Most of Wall Street is expecting the Fed to cut interest rates in coming days, but the question is by how much? For the most part, economists fall in one of two camps – a 25 basis-point cut or a 50 basis-point cut. But according to one White House official, half-a-point is just not going far enough. White House Economic Adviser Larry Kudlow appears to prefer to see the Fed cut interest rates by 75 basis points when they meet for a two-day meeting next week, telling Fox Business :
“I will say the market is expecting three 25-basis point rate cuts between now and year-end…my own personal view and the Fed is independent…I would just say the sooner the better…I think that’s the president’s view…I think the fed’s target rate should drop by 75-basis points.”
What’s Wall Street saying about the rate cut? It’s a mixed bag, with analysts suggesting either that a possible recession is looming over the economy or that it’s off to the races for the stock market once the Fed makes its expected move.
JPMorgan analyst Nikolaos Panigirtzoglou believes that current low market depth figures present a sell-off risk. In this scenario, just a few large buy or sell orders can skew the entire market and create a mini-bubble or a selloff, both of which no investor would be particularly happy to see right now.

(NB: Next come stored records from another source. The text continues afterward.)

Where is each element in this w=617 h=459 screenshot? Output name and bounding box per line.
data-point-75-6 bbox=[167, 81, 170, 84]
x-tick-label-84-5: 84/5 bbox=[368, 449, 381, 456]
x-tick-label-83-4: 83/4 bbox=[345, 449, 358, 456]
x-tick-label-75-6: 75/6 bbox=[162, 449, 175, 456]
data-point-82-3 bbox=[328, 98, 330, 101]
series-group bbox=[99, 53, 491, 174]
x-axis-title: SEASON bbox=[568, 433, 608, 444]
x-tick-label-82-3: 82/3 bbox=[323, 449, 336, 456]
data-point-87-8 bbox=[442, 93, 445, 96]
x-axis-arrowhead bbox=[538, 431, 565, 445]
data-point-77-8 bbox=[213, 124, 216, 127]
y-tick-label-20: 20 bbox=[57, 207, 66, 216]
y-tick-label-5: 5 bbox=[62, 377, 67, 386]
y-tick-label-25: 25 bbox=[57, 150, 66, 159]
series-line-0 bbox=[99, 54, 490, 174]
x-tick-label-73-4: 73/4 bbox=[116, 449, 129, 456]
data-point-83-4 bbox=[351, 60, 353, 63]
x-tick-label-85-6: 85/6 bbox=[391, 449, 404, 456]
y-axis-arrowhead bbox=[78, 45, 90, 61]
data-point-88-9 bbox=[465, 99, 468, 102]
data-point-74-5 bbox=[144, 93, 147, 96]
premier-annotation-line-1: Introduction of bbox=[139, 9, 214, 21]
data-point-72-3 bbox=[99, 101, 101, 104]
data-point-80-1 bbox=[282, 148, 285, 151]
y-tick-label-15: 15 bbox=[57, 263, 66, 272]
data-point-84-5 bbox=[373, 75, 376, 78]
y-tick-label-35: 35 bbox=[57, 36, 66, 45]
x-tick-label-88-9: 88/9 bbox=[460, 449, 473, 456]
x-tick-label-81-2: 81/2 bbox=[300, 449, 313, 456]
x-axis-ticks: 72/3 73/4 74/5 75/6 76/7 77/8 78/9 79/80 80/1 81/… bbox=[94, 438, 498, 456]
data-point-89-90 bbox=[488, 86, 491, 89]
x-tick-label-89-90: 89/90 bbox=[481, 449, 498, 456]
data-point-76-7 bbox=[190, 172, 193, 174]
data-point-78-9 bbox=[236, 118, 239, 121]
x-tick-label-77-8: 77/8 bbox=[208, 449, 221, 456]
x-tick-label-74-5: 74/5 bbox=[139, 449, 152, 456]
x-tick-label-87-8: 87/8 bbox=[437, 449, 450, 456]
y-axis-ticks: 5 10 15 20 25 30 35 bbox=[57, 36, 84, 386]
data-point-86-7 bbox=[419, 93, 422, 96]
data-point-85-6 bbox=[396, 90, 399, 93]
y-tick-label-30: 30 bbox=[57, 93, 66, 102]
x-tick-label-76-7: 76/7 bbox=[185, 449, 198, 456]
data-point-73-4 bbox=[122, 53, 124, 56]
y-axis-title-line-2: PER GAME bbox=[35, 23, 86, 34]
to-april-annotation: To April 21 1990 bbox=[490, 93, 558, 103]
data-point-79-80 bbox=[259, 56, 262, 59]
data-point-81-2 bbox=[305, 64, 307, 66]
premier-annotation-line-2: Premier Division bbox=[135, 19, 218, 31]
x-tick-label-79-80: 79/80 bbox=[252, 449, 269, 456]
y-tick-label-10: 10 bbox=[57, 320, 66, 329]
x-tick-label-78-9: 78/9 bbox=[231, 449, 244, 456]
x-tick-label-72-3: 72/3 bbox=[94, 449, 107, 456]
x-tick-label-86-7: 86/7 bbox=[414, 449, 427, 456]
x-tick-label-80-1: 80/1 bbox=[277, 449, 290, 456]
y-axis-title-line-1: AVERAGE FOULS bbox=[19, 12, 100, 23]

According to Panigirtzoglou cited in CNBC :
“In our mind, this persistently low market depth leaves U.S. equities vulnerable from here if central banks fail to validate market expectations or U.S. recession risks resurface.”
This school of thought believes that if the Federal Reserve does not deliver an interest rate cut to stimulate investment and deepen market volumes, a massive selloff is all but inevitable. Given the relative weakness of America’s bull economy, such a selloff risks setting off a recession which would be both an economic and political problem going into the 2020 presidential campaign cycle.
Alongside JPMorgan in this group of bull market skeptics are Goldman Sachs and UBS Group, both of which have publicly stated that they think the S&P 500 is at or close to its real value with little chance of upside.
On the other hand, an opposing school of thought believes that rumors of the bull market’s impending death are greatly exaggerated. According to Neil Dutta, head of economics at Renaissance Macro Research, the problem is that the estimates that inform market fundamentals are out of step with reality.
Retail and industrial figures have exceeded the relatively cautious estimates put forward by Wall Street over the past two months, and this to him is a sign that it is analysts who are misreading economic data. Along with other bullish analysts, he believes that shallow market depth does not necessarily imply oncoming doom but could mean that investors are waiting on the sidelines with hefty war chests ahead of the Fed’s expected rate cut.
RBC Capital Markets chief U.S. economist Tom Porcelli encapsulated this optimism in a report that was recently cited in Bloomberg:
“Right now the Fed is cutting when growth prospects are nowhere near weak and Fed funds is close to neutral. Risk assets should absolutely love this setup.”
What seems clear at the moment is that regardless of the bull market’s performance, Wall Street’s investment bellwethers are applying caution. We can only wait for the market’s reaction to the Fed announcement.